But the new networks are not if fined the leaves appear

The booklet is an issue of conquest customer, but also a formidable lever to drain of deposits on the balance sheet of banks. A sensitive subject with the lack of liquidity which they currently suffer. By commoditization, some new distributors had relied on transfers of the order of EUR 25 billion from the historical distribution system. All institutions have therefore led negotiations very aggressive with the Treasury to secure key sharing of these more than 160 billion euros of savings without counting the upcoming collection.

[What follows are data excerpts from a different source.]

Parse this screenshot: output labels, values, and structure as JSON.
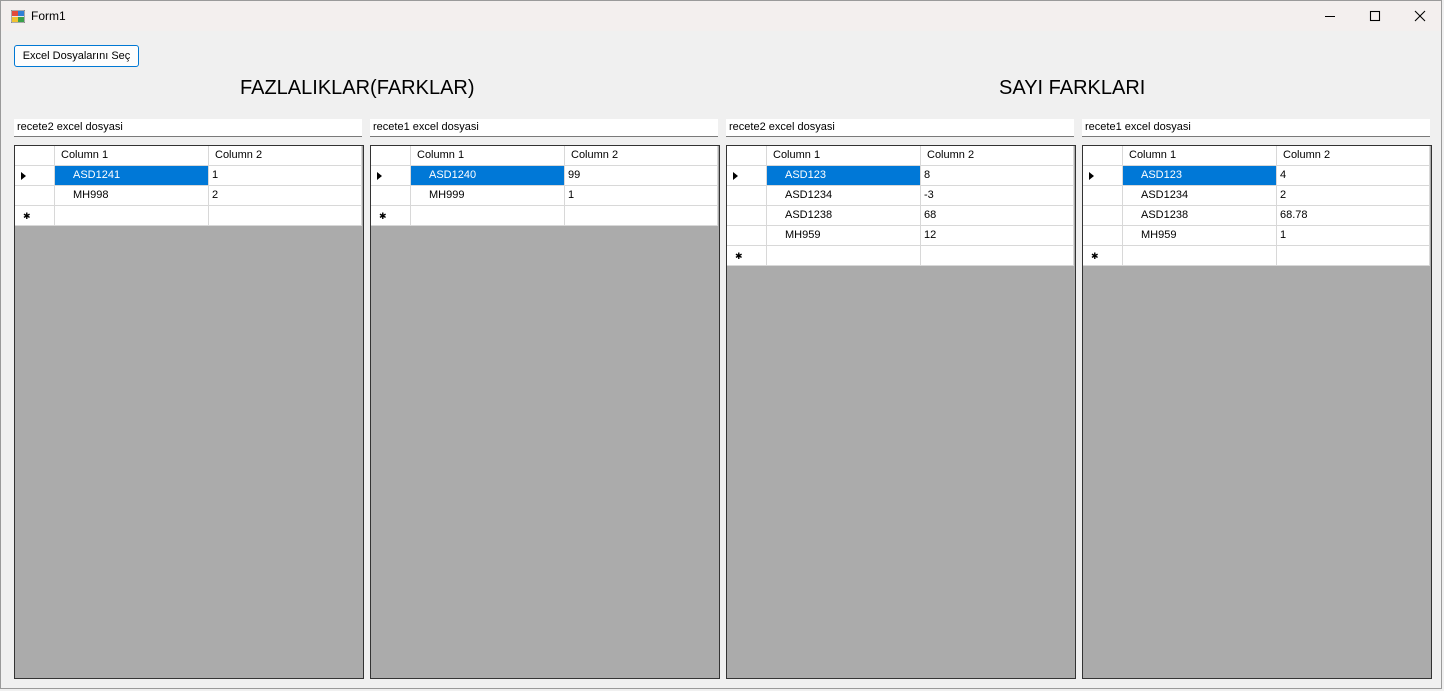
{
  "window": {
    "title": "Form1"
  },
  "toolbar": {
    "select_button": "Excel Dosyalarını Seç"
  },
  "headings": {
    "left": "FAZLALIKLAR(FARKLAR)",
    "right": "SAYI FARKLARI"
  },
  "panels": [
    {
      "label": "recete2 excel dosyasi",
      "columns": [
        "Column 1",
        "Column 2"
      ],
      "rows": [
        [
          "ASD1241",
          "1"
        ],
        [
          "MH998",
          "2"
        ]
      ]
    },
    {
      "label": "recete1 excel dosyasi",
      "columns": [
        "Column 1",
        "Column 2"
      ],
      "rows": [
        [
          "ASD1240",
          "99"
        ],
        [
          "MH999",
          "1"
        ]
      ]
    },
    {
      "label": "recete2 excel dosyasi",
      "columns": [
        "Column 1",
        "Column 2"
      ],
      "rows": [
        [
          "ASD123",
          "8"
        ],
        [
          "ASD1234",
          "-3"
        ],
        [
          "ASD1238",
          "68"
        ],
        [
          "MH959",
          "12"
        ]
      ]
    },
    {
      "label": "recete1 excel dosyasi",
      "columns": [
        "Column 1",
        "Column 2"
      ],
      "rows": [
        [
          "ASD123",
          "4"
        ],
        [
          "ASD1234",
          "2"
        ],
        [
          "ASD1238",
          "68.78"
        ],
        [
          "MH959",
          "1"
        ]
      ]
    }
  ],
  "new_row_glyph": "✱",
  "colors": {
    "selection": "#0078d7",
    "grid_background": "#ababab",
    "accent": "#0078d4"
  }
}
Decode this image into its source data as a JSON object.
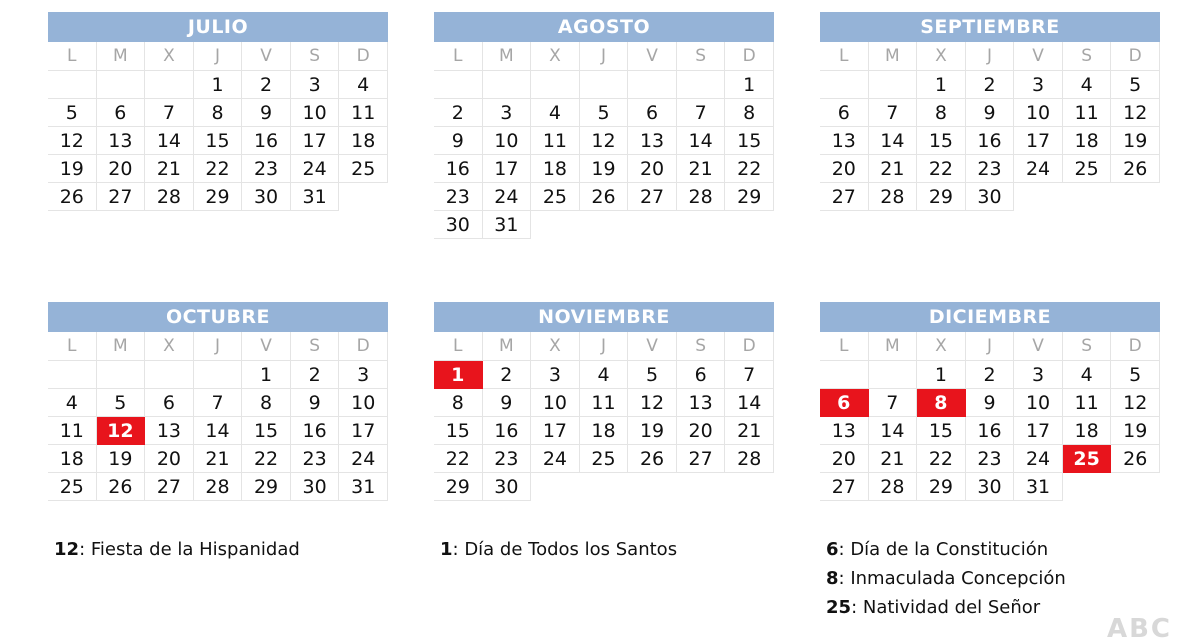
{
  "weekdays": [
    "L",
    "M",
    "X",
    "J",
    "V",
    "S",
    "D"
  ],
  "months": [
    {
      "name": "JULIO",
      "offset": 3,
      "days": 31,
      "holidays": []
    },
    {
      "name": "AGOSTO",
      "offset": 6,
      "days": 31,
      "holidays": []
    },
    {
      "name": "SEPTIEMBRE",
      "offset": 2,
      "days": 30,
      "holidays": []
    },
    {
      "name": "OCTUBRE",
      "offset": 4,
      "days": 31,
      "holidays": [
        12
      ]
    },
    {
      "name": "NOVIEMBRE",
      "offset": 0,
      "days": 30,
      "holidays": [
        1
      ]
    },
    {
      "name": "DICIEMBRE",
      "offset": 2,
      "days": 31,
      "holidays": [
        6,
        8,
        25
      ]
    }
  ],
  "notes": [
    [
      {
        "day": "12",
        "text": ": Fiesta de la Hispanidad"
      }
    ],
    [
      {
        "day": "1",
        "text": ": Día de Todos los Santos"
      }
    ],
    [
      {
        "day": "6",
        "text": ": Día de la Constitución"
      },
      {
        "day": "8",
        "text": ": Inmaculada Concepción"
      },
      {
        "day": "25",
        "text": ": Natividad del Señor"
      }
    ]
  ],
  "colors": {
    "header": "#95b3d7",
    "holiday": "#e8141c",
    "weekday_text": "#a6a6a6"
  },
  "watermark": "ABC"
}
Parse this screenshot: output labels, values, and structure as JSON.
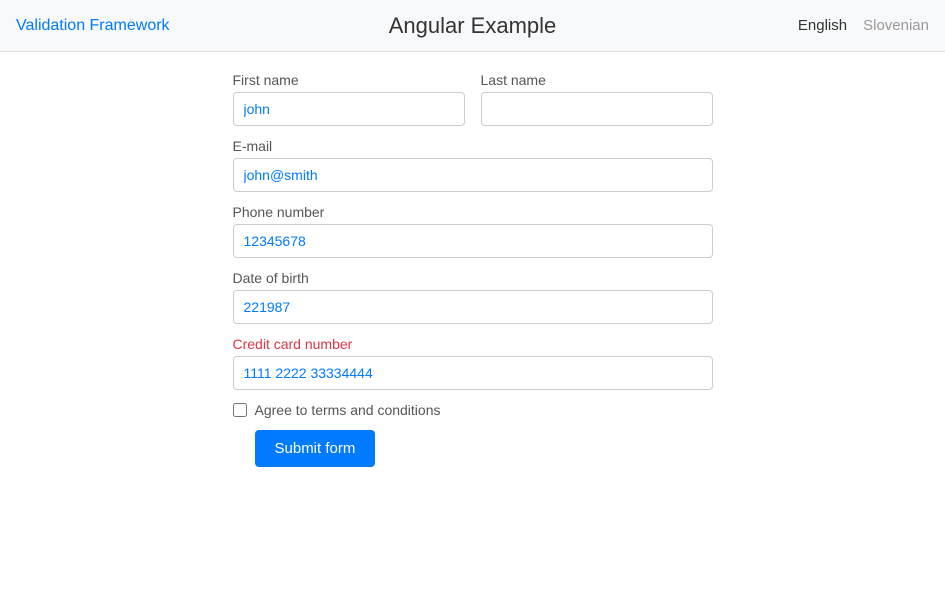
{
  "navbar": {
    "brand_prefix": "Validation ",
    "brand_highlight": "Framework",
    "title": "Angular Example",
    "links": [
      {
        "label": "English",
        "active": true
      },
      {
        "label": "Slovenian",
        "active": false
      }
    ]
  },
  "form": {
    "first_name_label": "First name",
    "first_name_value": "john",
    "last_name_label": "Last name",
    "last_name_value": "",
    "email_label": "E-mail",
    "email_value": "john@smith",
    "phone_label": "Phone number",
    "phone_value": "12345678",
    "dob_label": "Date of birth",
    "dob_value": "221987",
    "credit_card_label": "Credit card number",
    "credit_card_value": "1111 2222 33334444",
    "terms_label": "Agree to terms and conditions",
    "submit_label": "Submit form"
  }
}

Final rules must limit this potential "siphon" of the resources of the historic banks by the news. So far fully centralized by the Caisse des Dépôts et Consignations, the booklet A is more long term to about 70, in the same envelope with the sustainable development booklet (ex-money). The Finance Minister Christine Lagarde said that this percentage was calculated so that there is no more cash on the balance sheet of banks after that before 1 January. In the meantime, he was arrested that single collection made in 2009 would be distributed in 2009 between old and new entrants and beyond a threshold of EUR 160 billion, centralized at the Caisse des Dépôts only. Old and new networks will share the collection into two equal parts, to not to penalize the historical networks: one as a percentage of the initial stock, the other based on stream of new collections.

Safeguards

Yet the new distributors don't want lower arms. They had struggled, unsuccessfully, to make it the date of July 31, 2008, and not that of December 31, 2008, which is used as a count of the new collection to share in the booklet. They wanted to enjoy them also the transfer of savings to the booklet A paid 4. In fact, the squirrel had calculated in August a potential positive impact of 17 to 20 billion on its balance sheet through the increase in the rate of the booklet. As at the same time, rising to 4 of the booklet A forced new distributors to raise the pay of their savings products, namely a cost of EUR 2 billion in the full year.

They also chafe at the additional security obtained by the Caisse des Dépôts et Consignations on the threshold of $ 160 billion. For collection decrease, or even decline in the stock below this threshold, banks will in fact not resources to share. These safeguards in place to maintain balances, including the financing of social housing, annoy some to the point that Credit Agricole, first to go to war against the monopoly of the Livret A, does not exclude actions against this device. But the new networks are not if fined the leaves appear. They got the early liberalization, in the fall, the booklets popular savings passbooks for sustainable development, or some EUR 15 billion. They will also benefit such as historic, the repayment of a portion of the capitalised interest, an amount of EUR 10 billion for the coming three years.

Finally, the remuneration of the booklet A decline, if it occurs, their is not damaging. Mechanically, they will have less to pay their other savings products. Savings of liquidity perspective.